Lorsque l'eau est destinée à la consommation humaine, le manganèse est indésirable car son oxydation sous forme MnO₂ insoluble peut provoquer des dépôts que l’on risque de retrouver chez le consommateur (eaux « brunes », taches sur le linge) ; c’est pourquoi la législation impose une concentration maximale admissible en France de 0,05 mg/l.
Le principe de l’élimination du manganèse, comme celle du fer, repose sur son oxydation et la rétention des oxydes insolubles (MnO₂, Mn₃O₄) sur des filtres. Pour les pH habituels des eaux destinées à la consommation, et compte tenu des temps de séjour usuels dans les installations de traitement, une oxydation à l’oxygène n’est pas envisageable. L’adjonction d’oxydants forts est donc nécessaire, de sorte que l’on atteigne des potentiels suffisants (voir diagramme potentiel-pH du manganèse, figure 1).
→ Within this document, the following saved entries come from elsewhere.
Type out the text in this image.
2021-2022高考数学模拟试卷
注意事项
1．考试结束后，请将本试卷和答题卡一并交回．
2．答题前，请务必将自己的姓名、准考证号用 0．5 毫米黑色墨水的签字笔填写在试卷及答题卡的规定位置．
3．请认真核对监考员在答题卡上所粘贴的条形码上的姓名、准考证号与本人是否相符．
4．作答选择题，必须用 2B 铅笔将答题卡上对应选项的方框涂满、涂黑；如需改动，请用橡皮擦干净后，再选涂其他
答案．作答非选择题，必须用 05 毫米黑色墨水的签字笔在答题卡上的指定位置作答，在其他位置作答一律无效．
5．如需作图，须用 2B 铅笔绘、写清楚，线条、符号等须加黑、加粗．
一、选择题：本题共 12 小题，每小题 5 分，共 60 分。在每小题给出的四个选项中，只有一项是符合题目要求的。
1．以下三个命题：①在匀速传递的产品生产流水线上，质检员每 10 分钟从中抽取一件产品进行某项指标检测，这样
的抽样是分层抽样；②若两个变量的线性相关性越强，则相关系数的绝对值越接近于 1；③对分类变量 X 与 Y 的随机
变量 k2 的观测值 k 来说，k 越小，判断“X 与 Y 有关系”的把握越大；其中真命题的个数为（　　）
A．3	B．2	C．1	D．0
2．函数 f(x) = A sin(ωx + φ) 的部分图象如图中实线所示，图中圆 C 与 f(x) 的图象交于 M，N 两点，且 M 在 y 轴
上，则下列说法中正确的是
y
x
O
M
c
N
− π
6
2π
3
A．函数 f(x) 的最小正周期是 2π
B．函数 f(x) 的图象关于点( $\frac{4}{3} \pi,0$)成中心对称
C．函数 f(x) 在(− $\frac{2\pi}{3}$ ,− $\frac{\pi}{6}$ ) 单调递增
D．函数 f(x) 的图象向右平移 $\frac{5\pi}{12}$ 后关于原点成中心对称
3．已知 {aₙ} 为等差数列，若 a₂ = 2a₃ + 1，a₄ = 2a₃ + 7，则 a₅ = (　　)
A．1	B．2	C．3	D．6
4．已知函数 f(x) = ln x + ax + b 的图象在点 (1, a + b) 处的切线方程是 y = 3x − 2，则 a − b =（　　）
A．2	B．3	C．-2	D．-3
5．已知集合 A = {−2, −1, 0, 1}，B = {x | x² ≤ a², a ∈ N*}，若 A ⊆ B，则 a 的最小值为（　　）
L’oxydant le plus couramment utilisé est le permanganate et l’on écrit la réaction d’oxydation de la façon suivante :
3 Mn²⁺ + 2 MnO₄⁻ + 2 H₂O → 5 MnO₂ + 4 H⁺
Une oxydation catalytique, sur du sable enrobé de MnO₂, est également utilisée : le manganèse, adsorbé rapidement sur MnO₂, serait ensuite oxydé lentement par l’oxygène :
rapide Mn²⁺ + MnO₂ → MnO₂ Mn²⁺ lent O₂ + MnO₂ Mn²⁺ → 2 MnO₂
L’oxydation du manganèse par voie biologique est également possible et son utilisation pour le traitement des eaux souterraines a été envisagée parallèlement à l’essor important de la déferrisation biologique. Les genres bactériens aptes à oxyder le manganèse sont nombreux, et les mécanismes mis en jeu diffèrent avec les espèces : certains peuvent oxyder le manganèse par voie enzymatique, intra ou extracellulaire. D’autres, par leur croissance, modifient le pH et le Eh à leur proximité et participent ainsi indirectement à une oxydation par voie chimique.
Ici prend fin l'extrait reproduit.